ARTICLE | doi:10.20944/preprints202209.0309.v1
Subject: Computer Science And Mathematics, Artificial Intelligence And Machine Learning Keywords: machine learning; natural language processing; commit messages; change prediction model
Online: 20 September 2022 (14:52:49 CEST)
Version Control and Source Code Management Systems, such as GitHub, contain large amount ofunstructured historical information of software projects. Recent studies have introduced Natural Language Processing (NLP) to help software engineers retrieve information from very large collection of unstructured data. In this study, we have extended our previous study by increasing our datasets and ML and clustering techniques. Method: We have followed a complex methodology made up of various steps. Starting from the raw commit messages we have employed NLP techniques to build a structured database. We have extracted their main features and used as input of different clustering algorithms. Once labelled each entry, we have applied supervised machine learning techniques to build a prediction and classification model.
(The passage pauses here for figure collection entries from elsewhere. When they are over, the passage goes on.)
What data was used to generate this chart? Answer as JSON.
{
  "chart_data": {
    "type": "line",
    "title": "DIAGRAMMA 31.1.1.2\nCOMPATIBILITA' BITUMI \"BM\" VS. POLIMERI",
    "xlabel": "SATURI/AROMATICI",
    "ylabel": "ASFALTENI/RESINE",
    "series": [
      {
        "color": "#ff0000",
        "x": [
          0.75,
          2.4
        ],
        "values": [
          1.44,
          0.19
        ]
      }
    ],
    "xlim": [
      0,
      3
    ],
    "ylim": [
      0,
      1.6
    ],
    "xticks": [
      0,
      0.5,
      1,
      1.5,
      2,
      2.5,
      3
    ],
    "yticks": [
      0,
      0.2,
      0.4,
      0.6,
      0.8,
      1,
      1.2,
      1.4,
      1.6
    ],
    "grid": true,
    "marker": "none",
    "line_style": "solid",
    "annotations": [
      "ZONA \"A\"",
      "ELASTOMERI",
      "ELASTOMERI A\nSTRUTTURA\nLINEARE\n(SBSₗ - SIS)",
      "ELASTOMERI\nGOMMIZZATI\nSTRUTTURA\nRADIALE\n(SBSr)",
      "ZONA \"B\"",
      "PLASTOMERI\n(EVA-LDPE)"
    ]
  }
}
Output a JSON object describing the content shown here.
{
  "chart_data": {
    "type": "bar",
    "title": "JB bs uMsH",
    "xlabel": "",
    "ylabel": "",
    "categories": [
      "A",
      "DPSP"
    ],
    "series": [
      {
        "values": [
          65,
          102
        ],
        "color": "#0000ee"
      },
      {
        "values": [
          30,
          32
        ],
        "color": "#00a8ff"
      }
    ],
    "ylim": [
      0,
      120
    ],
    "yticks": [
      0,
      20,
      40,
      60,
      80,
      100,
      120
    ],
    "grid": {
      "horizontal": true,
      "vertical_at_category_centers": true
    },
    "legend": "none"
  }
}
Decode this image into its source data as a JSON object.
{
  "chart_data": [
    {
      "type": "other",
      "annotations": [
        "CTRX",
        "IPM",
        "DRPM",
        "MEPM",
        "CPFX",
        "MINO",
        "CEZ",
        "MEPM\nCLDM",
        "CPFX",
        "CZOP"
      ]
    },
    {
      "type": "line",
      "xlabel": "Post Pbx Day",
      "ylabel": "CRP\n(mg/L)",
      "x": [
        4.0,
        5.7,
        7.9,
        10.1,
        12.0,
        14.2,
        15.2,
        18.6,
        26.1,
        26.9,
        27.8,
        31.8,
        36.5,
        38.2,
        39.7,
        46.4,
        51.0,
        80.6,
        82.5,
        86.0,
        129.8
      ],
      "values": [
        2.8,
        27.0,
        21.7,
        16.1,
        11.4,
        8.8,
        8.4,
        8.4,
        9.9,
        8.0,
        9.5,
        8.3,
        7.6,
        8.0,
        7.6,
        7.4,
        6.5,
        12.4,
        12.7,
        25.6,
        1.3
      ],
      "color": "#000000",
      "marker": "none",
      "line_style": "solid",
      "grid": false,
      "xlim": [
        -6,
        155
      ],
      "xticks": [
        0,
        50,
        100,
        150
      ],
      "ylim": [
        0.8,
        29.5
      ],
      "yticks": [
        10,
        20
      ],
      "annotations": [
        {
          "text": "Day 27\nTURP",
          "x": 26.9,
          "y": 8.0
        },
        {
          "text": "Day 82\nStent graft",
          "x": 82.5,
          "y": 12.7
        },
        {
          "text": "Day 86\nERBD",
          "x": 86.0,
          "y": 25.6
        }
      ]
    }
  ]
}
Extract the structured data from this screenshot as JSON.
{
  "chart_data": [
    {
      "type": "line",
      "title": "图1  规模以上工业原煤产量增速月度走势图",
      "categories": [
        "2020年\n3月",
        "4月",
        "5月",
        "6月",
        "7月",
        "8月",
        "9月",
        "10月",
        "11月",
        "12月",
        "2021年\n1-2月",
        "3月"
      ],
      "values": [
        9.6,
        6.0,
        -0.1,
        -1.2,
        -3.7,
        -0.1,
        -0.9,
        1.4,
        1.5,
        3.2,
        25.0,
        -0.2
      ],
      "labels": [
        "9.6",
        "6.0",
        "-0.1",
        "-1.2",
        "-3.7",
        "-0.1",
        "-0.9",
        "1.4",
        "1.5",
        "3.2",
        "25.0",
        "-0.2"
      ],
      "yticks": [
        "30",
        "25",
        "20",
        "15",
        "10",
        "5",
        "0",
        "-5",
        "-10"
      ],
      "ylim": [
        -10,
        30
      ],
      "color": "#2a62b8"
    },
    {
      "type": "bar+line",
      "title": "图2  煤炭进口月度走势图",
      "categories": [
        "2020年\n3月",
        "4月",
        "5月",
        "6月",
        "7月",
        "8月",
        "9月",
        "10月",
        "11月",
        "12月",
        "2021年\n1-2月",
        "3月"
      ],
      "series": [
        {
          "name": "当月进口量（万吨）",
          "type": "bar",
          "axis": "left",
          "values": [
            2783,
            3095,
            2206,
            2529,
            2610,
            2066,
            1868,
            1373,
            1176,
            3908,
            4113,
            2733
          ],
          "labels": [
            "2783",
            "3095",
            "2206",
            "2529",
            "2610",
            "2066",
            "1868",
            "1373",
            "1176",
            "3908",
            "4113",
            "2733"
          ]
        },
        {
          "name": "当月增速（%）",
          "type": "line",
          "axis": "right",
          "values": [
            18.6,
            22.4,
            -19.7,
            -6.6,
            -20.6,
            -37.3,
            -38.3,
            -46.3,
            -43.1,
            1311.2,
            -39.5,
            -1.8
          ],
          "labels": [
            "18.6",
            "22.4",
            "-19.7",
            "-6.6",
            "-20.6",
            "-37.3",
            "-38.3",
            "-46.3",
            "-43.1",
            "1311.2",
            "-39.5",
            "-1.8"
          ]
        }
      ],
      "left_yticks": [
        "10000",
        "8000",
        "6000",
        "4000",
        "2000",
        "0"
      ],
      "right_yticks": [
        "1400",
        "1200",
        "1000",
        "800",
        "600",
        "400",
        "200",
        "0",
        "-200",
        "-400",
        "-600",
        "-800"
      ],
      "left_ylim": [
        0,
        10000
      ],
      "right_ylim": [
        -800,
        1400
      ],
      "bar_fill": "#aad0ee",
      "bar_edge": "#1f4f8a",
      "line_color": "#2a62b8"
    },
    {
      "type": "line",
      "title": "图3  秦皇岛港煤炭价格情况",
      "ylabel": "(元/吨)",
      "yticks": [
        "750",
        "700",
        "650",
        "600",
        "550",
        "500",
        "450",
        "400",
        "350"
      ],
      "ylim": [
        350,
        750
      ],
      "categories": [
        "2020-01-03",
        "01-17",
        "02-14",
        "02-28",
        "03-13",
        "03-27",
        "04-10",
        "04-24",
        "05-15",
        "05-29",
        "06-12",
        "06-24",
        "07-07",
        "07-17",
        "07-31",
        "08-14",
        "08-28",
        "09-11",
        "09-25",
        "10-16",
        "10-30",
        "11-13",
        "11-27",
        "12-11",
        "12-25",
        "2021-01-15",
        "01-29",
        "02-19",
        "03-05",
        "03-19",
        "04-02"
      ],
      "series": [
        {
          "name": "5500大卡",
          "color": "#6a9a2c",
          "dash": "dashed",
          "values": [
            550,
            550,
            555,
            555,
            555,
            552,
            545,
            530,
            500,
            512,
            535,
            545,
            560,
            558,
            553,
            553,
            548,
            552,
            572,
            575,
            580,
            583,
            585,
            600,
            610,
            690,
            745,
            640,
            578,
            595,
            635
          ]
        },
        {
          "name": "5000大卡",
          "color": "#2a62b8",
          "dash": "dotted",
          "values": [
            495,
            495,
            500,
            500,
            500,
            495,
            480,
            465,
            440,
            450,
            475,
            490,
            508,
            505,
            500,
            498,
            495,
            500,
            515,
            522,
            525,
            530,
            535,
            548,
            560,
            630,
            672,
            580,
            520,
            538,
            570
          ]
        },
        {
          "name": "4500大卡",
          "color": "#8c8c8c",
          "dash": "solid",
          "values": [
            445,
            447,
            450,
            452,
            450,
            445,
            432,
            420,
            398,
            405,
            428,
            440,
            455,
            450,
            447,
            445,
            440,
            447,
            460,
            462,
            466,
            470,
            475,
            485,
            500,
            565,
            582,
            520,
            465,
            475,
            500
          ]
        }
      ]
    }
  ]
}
Results: We have developed a machine learning-based model to automatically classify commit messages of a software project. Our model exploits a ground-truth dataset which includes commit messages obtained from various GitHub projects belonging to the HEP context. Conclusions: The contribution of this paper is two-fold: it proposes a ground-truth database; it provides a machine learning prediction model. They automatically identify the more change-proneness areas of code. Our model has obtained a very high average precision, recall and F1-score.